With Inferiors
§ 43. Let us now turn to the other side and consider the proper principles of conversation with inferiors. And here, too, it is more practical to take our standpoint in the middle class of society, and not among those who must habitually talk to inferiors owing to their own high condition. The same key unlocks the secret of success. If it be indispensable for good conversation to make your superiors feel you for the time their equal, so it is indispensable that your inferiors should feel that they too are upon a social level with you during their talk. Of course, the first thing is to banish all traces of condescension, that odious ape of humility and urbanity, which is the loud expression of want of brains and want of tact, for it emphasises the very differences which conversation seeks to obliterate. On the other hand, there is an extreme of familiarity which shocks and alarms the inferior, for he justly expects a sudden revulsion from it, as we are told in Polybius of the common people of Antioch, into whose humble entertainments or amusements Antiochus Epiphanes would come, and sit down to drink and joke with them. These vagaries on the part of their despotic sovran so frightened them that they would get up and run away. The just mean is to strike out a line of conversation, either of common interest, or in which the inferior is a specialist, and therefore your superior. He will then feel that he is speaking with authority, and the honest expression of your ignorance and your desire to learn will give him confidence to tell you freely what he knows.
§ 44. It is in the lower ranks of society that national differences become really great. The highly bred or highly cultivated people of any European nation have attained a certain unity of type, and are interested by the same sort of conversation; it is very different with English, French, Italian, and German peasants.
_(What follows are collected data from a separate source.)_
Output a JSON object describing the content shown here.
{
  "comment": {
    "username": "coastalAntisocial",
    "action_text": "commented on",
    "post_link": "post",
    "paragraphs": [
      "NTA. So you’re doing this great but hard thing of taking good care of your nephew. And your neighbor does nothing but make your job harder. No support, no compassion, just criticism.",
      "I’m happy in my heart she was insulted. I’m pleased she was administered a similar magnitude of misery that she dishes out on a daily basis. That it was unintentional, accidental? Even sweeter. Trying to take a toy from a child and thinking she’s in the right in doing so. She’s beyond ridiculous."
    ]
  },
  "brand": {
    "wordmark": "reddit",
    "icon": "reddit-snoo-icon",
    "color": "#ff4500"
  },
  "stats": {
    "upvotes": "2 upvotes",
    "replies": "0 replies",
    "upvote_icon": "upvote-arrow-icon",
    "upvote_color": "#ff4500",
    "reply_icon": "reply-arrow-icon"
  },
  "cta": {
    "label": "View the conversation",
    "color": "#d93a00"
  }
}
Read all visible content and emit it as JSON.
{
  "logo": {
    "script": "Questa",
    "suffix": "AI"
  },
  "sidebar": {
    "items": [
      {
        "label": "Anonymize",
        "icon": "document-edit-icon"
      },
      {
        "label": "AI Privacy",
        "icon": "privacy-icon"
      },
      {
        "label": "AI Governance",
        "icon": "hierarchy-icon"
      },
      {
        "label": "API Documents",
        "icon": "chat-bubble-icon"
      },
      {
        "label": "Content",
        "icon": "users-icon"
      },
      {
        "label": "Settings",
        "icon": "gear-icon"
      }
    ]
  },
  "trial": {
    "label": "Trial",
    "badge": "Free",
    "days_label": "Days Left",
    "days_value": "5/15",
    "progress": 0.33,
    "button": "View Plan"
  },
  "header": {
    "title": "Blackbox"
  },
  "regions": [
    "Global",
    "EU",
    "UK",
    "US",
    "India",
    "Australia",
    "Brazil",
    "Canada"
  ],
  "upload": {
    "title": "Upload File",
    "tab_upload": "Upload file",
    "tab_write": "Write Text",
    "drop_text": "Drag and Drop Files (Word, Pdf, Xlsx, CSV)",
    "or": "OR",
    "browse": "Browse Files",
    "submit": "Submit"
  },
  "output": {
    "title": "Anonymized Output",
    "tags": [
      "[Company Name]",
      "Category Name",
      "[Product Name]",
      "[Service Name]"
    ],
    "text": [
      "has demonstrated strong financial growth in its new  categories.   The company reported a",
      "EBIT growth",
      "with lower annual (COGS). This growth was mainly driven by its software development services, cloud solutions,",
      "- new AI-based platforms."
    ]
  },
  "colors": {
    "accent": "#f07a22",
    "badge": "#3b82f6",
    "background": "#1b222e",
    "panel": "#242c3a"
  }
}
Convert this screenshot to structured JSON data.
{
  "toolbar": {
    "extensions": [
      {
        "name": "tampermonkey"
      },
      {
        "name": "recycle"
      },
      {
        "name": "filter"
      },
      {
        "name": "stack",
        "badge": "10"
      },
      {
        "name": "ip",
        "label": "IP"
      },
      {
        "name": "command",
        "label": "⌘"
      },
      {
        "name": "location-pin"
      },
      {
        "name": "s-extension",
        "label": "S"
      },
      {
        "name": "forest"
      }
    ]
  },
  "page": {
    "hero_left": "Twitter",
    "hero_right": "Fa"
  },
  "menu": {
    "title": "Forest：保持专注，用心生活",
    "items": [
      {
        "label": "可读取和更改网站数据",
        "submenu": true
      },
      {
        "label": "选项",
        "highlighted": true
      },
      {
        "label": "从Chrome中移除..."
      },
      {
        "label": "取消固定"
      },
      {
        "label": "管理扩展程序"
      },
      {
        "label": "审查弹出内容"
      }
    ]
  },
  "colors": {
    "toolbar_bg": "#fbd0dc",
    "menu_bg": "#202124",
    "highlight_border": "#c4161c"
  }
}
Nay, even within our islands, there is a marked difference in the social abilities of English, Scotch, and Irish peasants. It is customary to set this down to race, and be satisfied with some such vague generality. But I fancy the causes of these social differences are rather recent than primeval; they do not depend directly upon climate or atmosphere, and if I may quote the opinion of a wise friend on this large question, I should say that one chief cause of the talking or social ability of some peasantries over others is the fact that their proximate ancestors were a bilingual people. Thus the great majority of West Irish and North Scotch peasants are descended from grandfathers, whose talk oscillated between Celtic and English, and who were therefore constantly educated in intelligence by the problem of translating ideas from one language into another, not to mention the distinct inheritance of the special ideas peculiar to each and every language. This is an education in expression, in thinking, and therefore in conversation, wholly foreign to the English Midland boor, who has never heard more than two or three hundred words of a very rude provincial dialect of English, and therefore commands neither the words nor the ideas of the outlying provinces. A great part of the French peasantry are likewise proximately descended from bilingual ancestors, French being the old language of but a small part of their now recognised territory. Breton, Bearnais, Provençal, Walloon, are even still living languages in large parts of France (as was German up to 1871), and so the peasantry were under like favourable conditions.
But I must not diverge further from the subject in hand. Thus much was naturally suggested to me by the best and most diverting conversation I know with inferiors—that which sporting men have with those whose livelihood has been earned by studying the habits and ways of fish and game. There are few men who shoot, fish, or hunt in Ireland, who do not know specimens of that remarkable though small class whose natural ability, combined with long experience, makes them masters of their craft, and whose long association with their superiors in matters of sport has given them perfect ease and even charm of manners. Conversation with these people, which is often prolonged through many hours, is not only very instructive—a secondary matter to us now—but exceedingly amusing, from the perfect frankness as well as tact with which they speak their mind to the sporting friend, whom they regard as their inferior or equal from a professional point of view. It is this perfect liberty, this spiritual equality, often designated as the free masonry of sport, from which arises the charm of talking upon subjects of common interest to one confessedly inferior in many respects. But in one he is commonly your superior, even apart from his sport. It has been far more important to him all his life to study and know the characters of his employers than it has been for them to study his, and so he is generally your superior in perceiving what will please, and what topics are to be selected or avoided in conversation. Nothing has struck me more in many such talks than the acute estimate which these people form of the strength and weakness of those who are their patrons.
These are illustrations of a general kind, to show how inferiority in social station may not imply inferiority for the purposes of conversation, so that we may even here attain that equality which I regard as essential for its success.
The Relations of Sex and Age
§ 45. So far we have been considering the quality of the company as determined by social position, which, if not an absolutely artificial distinction, is at least frequently such, so that it may be even reversed by circumstances. There are great distinctions made by nature which are indelible, and which must therefore be reckoned with as permanent factors in our theory—I mean those of age and sex.
There are, properly speaking, three grades of age worth considering—youth, maturity, and old age; but from our point of view we are justified in regarding mature life as the normal state, and shall therefore consider the duties of the mature man and woman as they come in contact with the extremes. It is not worth while writing any advices for the old, as they are beyond the age of improvement, though by no means always stripped of their social qualities; indeed, the position of very old people, who have maintained their faculties, is quite exceptional in modern society, and will require a few words of comment in the present connection.